The things Asus had to strip from its P9X79 Deluxe to nudge its Pro model into a mid-market price point (Wi-Fi and twin Ethernet controllers) are proudly made available alongside Bluetooth, four USB 3.0, and two eSATA ports on the X79R-AX’s I/O panel.
When it comes to exposing storage connectivity, ECS shoots for the moon with 12 internal ports. It gets there by adding an ASM1061 PCIe x1 controller to the X79's six native connectors. But it also enables the four SAS ports that we know are part of X79 PCH, but were supposedly disabled by Intel.
But wait, if X79's SAS ports are actually functional, why isn't everyone else using them? It turns out that many vendors actually did design their boards to expose SAS support. However, Intel issued an update during week 32 stating that the company "...will issue an errata on those ports as non-functional for the X79 chipset."
In other words, Intel felt that there was something wrong with those ports, and rather than enumerate the issue, it asked motherboard manufacturers to remove them. A few rumors even mention an upcoming chipset revision that fixes the mysterious errata. Nevertheless, ECS is using the original stepping of X79.

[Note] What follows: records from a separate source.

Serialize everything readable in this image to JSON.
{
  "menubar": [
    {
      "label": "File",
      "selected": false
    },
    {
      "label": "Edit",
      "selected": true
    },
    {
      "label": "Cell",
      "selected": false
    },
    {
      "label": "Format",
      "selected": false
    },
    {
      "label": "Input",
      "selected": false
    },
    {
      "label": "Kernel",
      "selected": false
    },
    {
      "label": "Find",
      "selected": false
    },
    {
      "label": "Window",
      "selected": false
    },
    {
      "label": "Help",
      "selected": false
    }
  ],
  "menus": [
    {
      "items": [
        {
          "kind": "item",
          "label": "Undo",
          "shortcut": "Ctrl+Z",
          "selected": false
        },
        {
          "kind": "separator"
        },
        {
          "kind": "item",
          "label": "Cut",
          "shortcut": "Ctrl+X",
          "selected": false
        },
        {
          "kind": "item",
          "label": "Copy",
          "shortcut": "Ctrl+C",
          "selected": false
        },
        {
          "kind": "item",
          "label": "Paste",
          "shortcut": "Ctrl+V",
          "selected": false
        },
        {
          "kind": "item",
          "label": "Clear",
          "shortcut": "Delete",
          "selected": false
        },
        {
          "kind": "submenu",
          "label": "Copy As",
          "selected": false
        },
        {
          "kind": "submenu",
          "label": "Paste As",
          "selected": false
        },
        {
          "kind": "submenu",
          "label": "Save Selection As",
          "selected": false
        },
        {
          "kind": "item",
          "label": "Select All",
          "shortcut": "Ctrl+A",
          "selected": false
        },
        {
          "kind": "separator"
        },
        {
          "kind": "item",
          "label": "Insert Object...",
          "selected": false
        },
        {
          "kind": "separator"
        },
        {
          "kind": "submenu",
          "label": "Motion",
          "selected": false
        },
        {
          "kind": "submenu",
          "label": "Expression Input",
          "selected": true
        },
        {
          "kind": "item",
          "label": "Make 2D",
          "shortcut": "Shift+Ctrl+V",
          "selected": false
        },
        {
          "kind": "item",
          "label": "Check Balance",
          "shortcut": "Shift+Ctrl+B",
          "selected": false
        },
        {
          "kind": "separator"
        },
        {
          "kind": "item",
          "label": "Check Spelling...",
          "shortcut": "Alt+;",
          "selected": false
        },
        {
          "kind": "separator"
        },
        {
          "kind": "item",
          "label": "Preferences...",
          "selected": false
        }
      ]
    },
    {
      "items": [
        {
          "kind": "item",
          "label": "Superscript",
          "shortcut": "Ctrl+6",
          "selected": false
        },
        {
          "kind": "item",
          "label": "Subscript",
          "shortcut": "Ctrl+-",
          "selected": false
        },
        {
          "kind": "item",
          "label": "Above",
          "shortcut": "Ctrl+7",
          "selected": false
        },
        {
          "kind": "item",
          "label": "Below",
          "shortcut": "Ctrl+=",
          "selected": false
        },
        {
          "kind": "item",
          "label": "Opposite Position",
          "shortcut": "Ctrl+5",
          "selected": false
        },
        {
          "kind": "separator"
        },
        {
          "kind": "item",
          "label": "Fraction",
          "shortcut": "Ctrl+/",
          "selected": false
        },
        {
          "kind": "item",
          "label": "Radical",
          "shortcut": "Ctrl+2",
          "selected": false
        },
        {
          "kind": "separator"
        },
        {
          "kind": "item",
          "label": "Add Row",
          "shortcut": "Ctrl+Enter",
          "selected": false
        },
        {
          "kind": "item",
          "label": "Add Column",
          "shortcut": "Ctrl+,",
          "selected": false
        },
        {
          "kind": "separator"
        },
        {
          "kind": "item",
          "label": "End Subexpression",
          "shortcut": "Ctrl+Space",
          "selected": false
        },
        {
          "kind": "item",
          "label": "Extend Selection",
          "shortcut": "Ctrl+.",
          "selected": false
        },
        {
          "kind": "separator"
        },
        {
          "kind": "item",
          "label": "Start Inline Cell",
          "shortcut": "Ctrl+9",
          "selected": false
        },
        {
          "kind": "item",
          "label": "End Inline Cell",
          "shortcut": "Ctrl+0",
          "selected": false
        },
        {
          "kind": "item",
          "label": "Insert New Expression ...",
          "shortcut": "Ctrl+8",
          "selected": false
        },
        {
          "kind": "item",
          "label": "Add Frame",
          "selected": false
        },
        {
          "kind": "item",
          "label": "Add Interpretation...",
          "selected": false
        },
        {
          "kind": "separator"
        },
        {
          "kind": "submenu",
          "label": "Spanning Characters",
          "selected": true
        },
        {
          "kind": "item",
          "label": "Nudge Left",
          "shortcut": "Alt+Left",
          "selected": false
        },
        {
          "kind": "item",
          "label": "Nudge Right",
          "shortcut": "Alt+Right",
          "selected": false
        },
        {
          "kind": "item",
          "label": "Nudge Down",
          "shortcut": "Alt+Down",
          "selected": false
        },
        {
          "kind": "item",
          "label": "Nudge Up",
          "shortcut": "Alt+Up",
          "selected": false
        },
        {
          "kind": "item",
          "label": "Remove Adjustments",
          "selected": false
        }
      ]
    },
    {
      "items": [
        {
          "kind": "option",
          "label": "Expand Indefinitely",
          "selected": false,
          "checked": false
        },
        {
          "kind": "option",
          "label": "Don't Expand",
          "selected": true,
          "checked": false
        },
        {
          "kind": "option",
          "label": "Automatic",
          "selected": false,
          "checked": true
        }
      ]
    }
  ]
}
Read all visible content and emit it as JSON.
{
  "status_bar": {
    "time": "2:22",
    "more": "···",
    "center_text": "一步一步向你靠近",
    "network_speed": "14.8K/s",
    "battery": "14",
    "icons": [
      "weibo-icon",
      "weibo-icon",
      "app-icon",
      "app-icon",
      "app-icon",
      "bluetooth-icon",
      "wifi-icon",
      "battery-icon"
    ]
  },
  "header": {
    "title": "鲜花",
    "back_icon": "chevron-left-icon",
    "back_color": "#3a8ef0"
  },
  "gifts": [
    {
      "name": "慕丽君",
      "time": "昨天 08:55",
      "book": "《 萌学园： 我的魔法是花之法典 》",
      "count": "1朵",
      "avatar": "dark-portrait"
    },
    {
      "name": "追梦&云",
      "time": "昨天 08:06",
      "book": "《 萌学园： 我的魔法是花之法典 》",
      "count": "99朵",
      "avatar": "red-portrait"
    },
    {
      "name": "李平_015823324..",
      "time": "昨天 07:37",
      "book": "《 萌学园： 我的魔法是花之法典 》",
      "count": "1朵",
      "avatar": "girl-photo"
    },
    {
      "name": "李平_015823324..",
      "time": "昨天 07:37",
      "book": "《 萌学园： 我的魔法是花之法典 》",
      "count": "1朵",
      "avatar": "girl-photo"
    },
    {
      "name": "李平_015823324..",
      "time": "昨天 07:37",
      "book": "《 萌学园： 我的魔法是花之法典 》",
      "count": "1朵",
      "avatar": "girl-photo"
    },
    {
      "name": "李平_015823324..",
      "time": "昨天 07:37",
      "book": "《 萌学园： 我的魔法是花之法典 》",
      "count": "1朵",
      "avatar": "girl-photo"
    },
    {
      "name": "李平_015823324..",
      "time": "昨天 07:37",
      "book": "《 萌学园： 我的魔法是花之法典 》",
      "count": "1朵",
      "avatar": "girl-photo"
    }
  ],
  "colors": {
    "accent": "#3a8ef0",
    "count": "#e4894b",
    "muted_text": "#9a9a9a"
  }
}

While another site took the time to define the complex method a user must follow to activate those non-bootable ports (enable SCU devices and SCU OpROM, then reinstall Intel RST Enterprise drivers), ECS hints at the amount of faith you should have in them by saying, "the compatibility and stability of SATA port (SAS6G1_2/3_4) may differ by different devices." Our warning is to use the chipset's SAS ports at your own risk. Although there's a chance that they might work perfectly with your hardware, it's certainly not being guaranteed.
Intel’s SAS controller monopolizes some of the processor's PCIe-based connectivity, which explains why ECS doesn’t have a permanent x8 slot. Instead, the two white x16 slots are slaves to the grey ones, stealing eight of the parent slot’s lanes when activated by installing a card.
Our necessary caveats aside, we think the X79R-AX is a gutsy design. ECS is the only firm with the audacity to go up against Intel's bulletin. This is, of course, the same company that called VIA’s bluff over KT266A supply warnings by producing the only mass-market SiS 735-based products way back in AMD’s heyday.
The design isn’t perfect, though, as it’s impossible to install a fourth double-slot graphics card and front-panel USB 3.0 cable at the same time. We’ve sharply criticized past products for this incomprehensible negligence, and we’re not going to let ECS off any easier than its competitors. This little mistake is enough to force many users to either accept unusable front-panel ports or to give up four-way CrossFireX. ECS doesn’t include a four-way SLI bridge, so that configuration wouldn't have been possible anyway.
In fact, ECS’ best-featured motherboard doesn’t even include a three-way SLI bridge, though it does have a printed Wi-Fi antenna and internal extension cable for optimizing signal without external wires. Also included are eight internal SATA cables and a USB 3.0-to-3.5” drive bay adapter, though connecting it prevents the bottom slot from accepting a double-slot graphics card.